ETA: American definition of grill, not commercial or European.

1 Like

I just finished reading Jacques Pepin’s The Apprentice: My Life in the Kitchen. It was so interesting. I love watching his videos on YouTube.


So true.

I cooked in a foil packet countless times before attempting en papillote in the French style. The alchemy that could be coaxed from thinly julienned vegetables, a pat of butter, a few parsley leaves, and a splash of white wine over a portion of fresh fish wasn’t obvious to me.

Same thing for Italian pasta sauces prepared quickly in the pan with some of the starchy pasta cooking water. I don’t have Italian heritage to draw on, so that simple technique wasn’t something I learned at home. I only knew about long-simmered tomato sauce with meat and rinsing—yeah, rinsing*—pasta with water before saucing. *Public service message: Don’t. Rinsing washes away the starch that lets the deliciousness stick to the pasta.

I read loads of different recipes and watched loads of cooking shows before I learned that the starchy water was the foundation of a quick pasta sauce. I was literally pouring the “secret” ingredient down the drain.

It’s the simple stuff that makes the cooking magic happen, I maintain.


Chef Pepin’s memoir, The Apprentice, is a terrific book. While I had admired his cooking shows for decades, I knew little about his life until reading it. I now hold him in even higher esteem. On a different tack, probably available on Youtube, he once did a special with Itzhak Perlman, in which the topic was, broadly, creativity. Their interaction and insights are very worth a listen. Finally, I recommend to you the episode on him that was part of the PBS series, American Masters.

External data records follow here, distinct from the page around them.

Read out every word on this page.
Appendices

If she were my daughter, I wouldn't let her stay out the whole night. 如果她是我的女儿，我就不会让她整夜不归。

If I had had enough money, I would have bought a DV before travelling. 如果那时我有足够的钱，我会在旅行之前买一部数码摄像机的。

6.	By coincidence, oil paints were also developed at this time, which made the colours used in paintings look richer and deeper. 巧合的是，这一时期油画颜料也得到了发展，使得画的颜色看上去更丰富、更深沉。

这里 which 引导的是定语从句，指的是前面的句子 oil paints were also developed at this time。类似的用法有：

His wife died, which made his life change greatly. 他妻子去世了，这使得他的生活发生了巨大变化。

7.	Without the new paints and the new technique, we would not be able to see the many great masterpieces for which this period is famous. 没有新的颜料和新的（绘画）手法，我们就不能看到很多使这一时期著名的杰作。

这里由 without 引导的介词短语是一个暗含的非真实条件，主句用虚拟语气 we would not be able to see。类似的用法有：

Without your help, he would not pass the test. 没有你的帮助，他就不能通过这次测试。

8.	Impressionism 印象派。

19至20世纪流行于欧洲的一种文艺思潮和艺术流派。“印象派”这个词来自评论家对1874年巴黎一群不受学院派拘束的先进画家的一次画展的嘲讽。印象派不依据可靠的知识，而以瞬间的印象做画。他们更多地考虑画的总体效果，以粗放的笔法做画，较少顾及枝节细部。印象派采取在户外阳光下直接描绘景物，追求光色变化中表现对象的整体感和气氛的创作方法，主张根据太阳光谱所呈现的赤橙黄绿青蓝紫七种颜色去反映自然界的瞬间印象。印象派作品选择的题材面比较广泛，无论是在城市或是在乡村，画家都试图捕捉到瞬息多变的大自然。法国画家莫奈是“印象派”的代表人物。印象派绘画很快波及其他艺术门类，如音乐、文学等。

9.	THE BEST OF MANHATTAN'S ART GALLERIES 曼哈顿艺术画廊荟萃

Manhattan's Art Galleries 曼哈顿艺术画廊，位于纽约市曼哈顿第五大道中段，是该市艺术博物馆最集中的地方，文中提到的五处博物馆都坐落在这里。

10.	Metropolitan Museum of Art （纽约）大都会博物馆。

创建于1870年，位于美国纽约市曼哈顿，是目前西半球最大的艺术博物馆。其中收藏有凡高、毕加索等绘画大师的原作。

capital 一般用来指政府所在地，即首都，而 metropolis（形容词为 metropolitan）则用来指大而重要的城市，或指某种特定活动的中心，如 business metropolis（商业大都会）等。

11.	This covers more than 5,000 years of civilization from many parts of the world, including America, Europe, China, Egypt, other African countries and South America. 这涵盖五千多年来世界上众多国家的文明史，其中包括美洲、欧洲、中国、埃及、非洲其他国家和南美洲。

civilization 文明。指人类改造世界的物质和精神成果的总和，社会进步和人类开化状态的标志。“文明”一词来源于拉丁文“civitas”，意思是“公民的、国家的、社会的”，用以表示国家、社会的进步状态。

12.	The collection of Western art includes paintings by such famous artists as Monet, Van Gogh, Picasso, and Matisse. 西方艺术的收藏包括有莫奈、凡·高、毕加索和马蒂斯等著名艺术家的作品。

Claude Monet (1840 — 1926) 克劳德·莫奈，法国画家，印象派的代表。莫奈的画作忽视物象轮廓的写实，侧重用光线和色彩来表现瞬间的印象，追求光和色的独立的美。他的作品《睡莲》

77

He is still handsome, but there’s nobody as photogenic as Jacques in his early cooking shows. My late mother had a bit of a crush on him, though she was older than HIS mother, and so did I. Also, Mom never uttered a naughty word, but laughed every time he put something in the oven using a “cookie shit”.


Jacques used to be a regular “guest” at various stalls at the Marin Farmers Market. He would present and promote produce in his singular (except perhaps Pepe le Pew) French accented English. i can only wonder at the quantities of esoteric veg graced tables those nights.



Note to self:

“It’s tempting to rush to Google Scholar and drive yourself even crazier with the conflicting results of 20 different studies, but here’s the most important truth about cooking vegetables: the best way to cook them is the way you’ll actually eat them.”


It’s nice that my preferred way of cooking broccoli retains the most vitamins, but @shrinkrap’s point is critical: the nutrients on the plate make no difference if not eaten.

Still not a fan of microwaving much of anything as cooking but if that’s what it takes to get veg into you then fine.

It’s like exercise - the best kind is the one you do (consistently).